As a prospective double BA in Psych and Criminal Justice, I found the indictment a fascinating read; I kept comparing the information to what I’ve learned here on LF and wanted to share those few insights with e1 here. I could only read it in small doses – say 7 – 10 pages at a sitting, but I got through the whole thing in 2 days.
I am glad he’s locked up forever. There is speculation that there are more GRK victims found, and linked – and those young women’s deaths, since they were not revealed PRIOR to trial, are NOT covered by Ridgway’s plea bargain for his cowardly, chickens**t life; he will probably be indicted for MORE murders, and at that time, he will not be in a position to plea bargain his way out of the death penalty here in WA state.
Personally, I believe that prison officials should turn him loose in the General Population, and let them have their way with his scrawny, cowardly “behind.” “Squeal like a pig!” lol
My condolences to those families of the victims and to anyone who has been a victim of a P or an S – it’s easy when the perpetrators who lie with impunity (Some girls asked him, “Are you the Green River Killer? To which he would reply “no…do I look like a guy like that?” Which was then their undoing. His reasoning, as he explained it to the interviewing Psychiatrist: “Once I had them in my truck, they were MINE…I knew I ‘had them’ and could kill them, take the money I’d paid them, plus any other money they had on them, and ‘just dump ’em somewheres’ .”

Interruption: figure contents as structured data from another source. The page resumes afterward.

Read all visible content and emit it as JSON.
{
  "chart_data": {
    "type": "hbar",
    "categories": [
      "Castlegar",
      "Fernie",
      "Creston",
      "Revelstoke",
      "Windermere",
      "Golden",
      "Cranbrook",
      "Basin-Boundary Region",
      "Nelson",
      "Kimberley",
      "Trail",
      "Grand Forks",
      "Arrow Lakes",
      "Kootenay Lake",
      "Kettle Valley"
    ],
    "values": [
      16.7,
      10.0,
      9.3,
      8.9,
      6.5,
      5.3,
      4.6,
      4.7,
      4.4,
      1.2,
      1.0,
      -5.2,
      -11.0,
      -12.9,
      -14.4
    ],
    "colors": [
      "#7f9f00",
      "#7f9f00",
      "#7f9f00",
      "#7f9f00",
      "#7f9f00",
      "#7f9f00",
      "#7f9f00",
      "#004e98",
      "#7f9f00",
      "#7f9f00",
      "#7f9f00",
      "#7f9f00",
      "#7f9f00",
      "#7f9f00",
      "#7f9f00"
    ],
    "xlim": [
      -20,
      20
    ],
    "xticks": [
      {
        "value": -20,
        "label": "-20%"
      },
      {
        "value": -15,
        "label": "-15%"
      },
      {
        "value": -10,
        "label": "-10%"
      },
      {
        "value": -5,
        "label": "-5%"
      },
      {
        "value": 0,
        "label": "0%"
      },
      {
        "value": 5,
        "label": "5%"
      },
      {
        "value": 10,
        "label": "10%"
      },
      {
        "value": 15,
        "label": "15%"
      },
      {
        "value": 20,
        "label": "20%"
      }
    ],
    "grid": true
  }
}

They got him for 48 murders – plea bargained him down to find MORE bodies with his help; they’ve found more bodies that link TO him – somewhere upward of 20 more; he has no more playing pieces on the chessboard – CHECKMATE! Game over, you lose – YA LOSER!
So be aware, even hypervigilant, if you must – these poor ladies weren’t, and the ripples in the pond continue to this day, in the aftermath of destruction by this one-man killing machine.
~Jewels~
I wish people could connect this to the 2008 Presidential campaign. 0bama is a narcissist who thrived on the lack of investigation into his background. Whenever he needed to distract from unpleasant facts, he played the race card for misdirection.
Just like the Ps in so many people’s lives, he will be defended and his true nature will not be realized until he has done untold damage.